Nikita_
Nikita - I don't share your fatalistic vision of Tarot or life. No Pollyanna here - believe me - but Death is not an ending. For physical life it is - everything that lives must die - even things like the Sun will die out someday. But Death in a Tarot reading ... it's a signpost, a milestone, a cycle never-ending.
Is the disgustingly Pollyannic naïve hopefulness of The World card the be-all and end-all of peace, love, and the dawning of the Age of Aquarius?
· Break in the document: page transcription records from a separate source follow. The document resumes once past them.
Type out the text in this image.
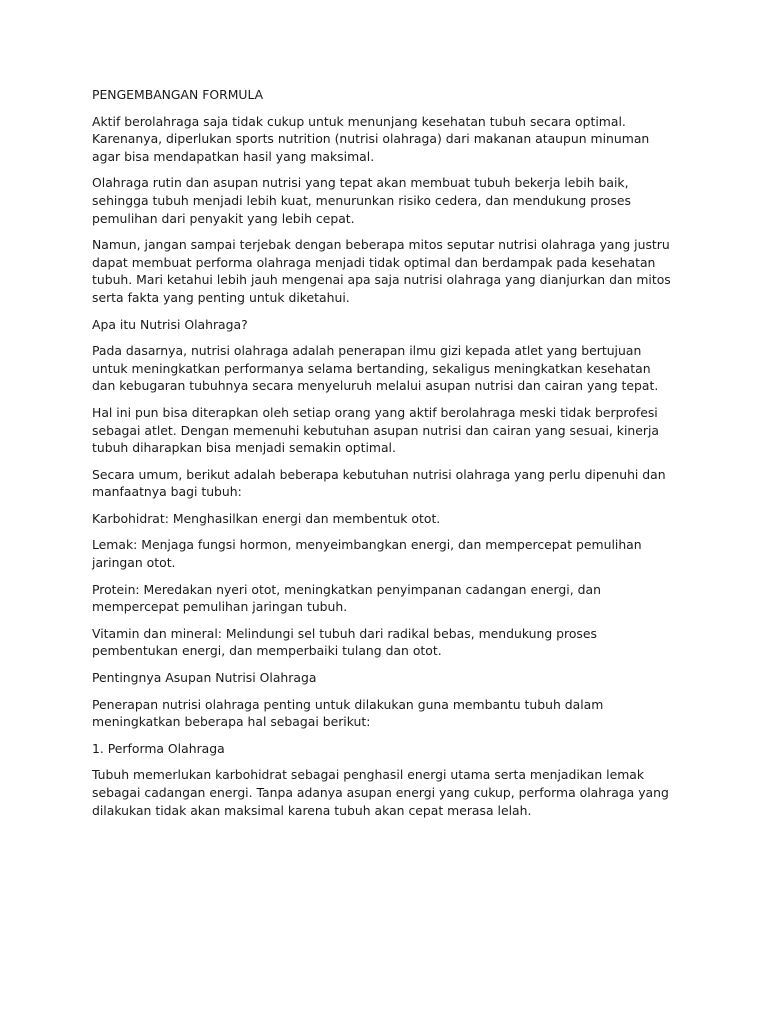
PENGEMBANGAN FORMULA

Aktif berolahraga saja tidak cukup untuk menunjang kesehatan tubuh secara optimal. Karenanya, diperlukan sports nutrition (nutrisi olahraga) dari makanan ataupun minuman agar bisa mendapatkan hasil yang maksimal.

Olahraga rutin dan asupan nutrisi yang tepat akan membuat tubuh bekerja lebih baik, sehingga tubuh menjadi lebih kuat, menurunkan risiko cedera, dan mendukung proses pemulihan dari penyakit yang lebih cepat.

Namun, jangan sampai terjebak dengan beberapa mitos seputar nutrisi olahraga yang justru dapat membuat performa olahraga menjadi tidak optimal dan berdampak pada kesehatan tubuh. Mari ketahui lebih jauh mengenai apa saja nutrisi olahraga yang dianjurkan dan mitos serta fakta yang penting untuk diketahui.

Apa itu Nutrisi Olahraga?

Pada dasarnya, nutrisi olahraga adalah penerapan ilmu gizi kepada atlet yang bertujuan untuk meningkatkan performanya selama bertanding, sekaligus meningkatkan kesehatan dan kebugaran tubuhnya secara menyeluruh melalui asupan nutrisi dan cairan yang tepat.

Hal ini pun bisa diterapkan oleh setiap orang yang aktif berolahraga meski tidak berprofesi sebagai atlet. Dengan memenuhi kebutuhan asupan nutrisi dan cairan yang sesuai, kinerja tubuh diharapkan bisa menjadi semakin optimal.

Secara umum, berikut adalah beberapa kebutuhan nutrisi olahraga yang perlu dipenuhi dan manfaatnya bagi tubuh:

Karbohidrat: Menghasilkan energi dan membentuk otot.

Lemak: Menjaga fungsi hormon, menyeimbangkan energi, dan mempercepat pemulihan jaringan otot.

Protein: Meredakan nyeri otot, meningkatkan penyimpanan cadangan energi, dan mempercepat pemulihan jaringan tubuh.

Vitamin dan mineral: Melindungi sel tubuh dari radikal bebas, mendukung proses pembentukan energi, dan memperbaiki tulang dan otot.

Pentingnya Asupan Nutrisi Olahraga

Penerapan nutrisi olahraga penting untuk dilakukan guna membantu tubuh dalam meningkatkan beberapa hal sebagai berikut:

1. Performa Olahraga

Tubuh memerlukan karbohidrat sebagai penghasil energi utama serta menjadikan lemak sebagai cadangan energi. Tanpa adanya asupan energi yang cukup, performa olahraga yang dilakukan tidak akan maksimal karena tubuh akan cepat merasa lelah.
It, too, has a cycle and is a circle ...
It's not me having a fatalistic vision of tarot, I have studied the cards for many years, read extensively on this subject, and known scores of tarot readers-and done a lot of readings, for myself and others-and the idea of Death being an ending, the physical or metaphorical end of something with no return, is not mine....Yes, the Sun and the stars and everything else will die one day, but not here and not now, wheres when Death comes up in a reading, there is definitely something dying, here and now....and if it means change, it only does that insofar as it is a change from something being alive, to something no longer being alive....and this is not me being gloomy and dark and pessimistic and fatalistic; it's just the way things are....And as for the Pollyannic view of life you mentioned-which I personally don't see in the World at all the way you described it-the World is the closing of a circle, a chapter, with the possibility of moving on to something new, that's all-this pollyannic view is very popular these days in a lot of new age circles where people embrace the philosophy that everything is always for the best, everything is good and beautiful, pain and suffering are a great experience, and so on....that's all it is, to me...a Pollyannic view of life, a refusal to accept things for what they are, an unrealistic vision and view of life....a refusal to acknoledge that death is just that, Death... and that not everything that happens in life is good, or positive, and not every cloud has a silver lining, and so on....that's my view of things, of course, and I simply call it realistic ( as opposed to pollyannic).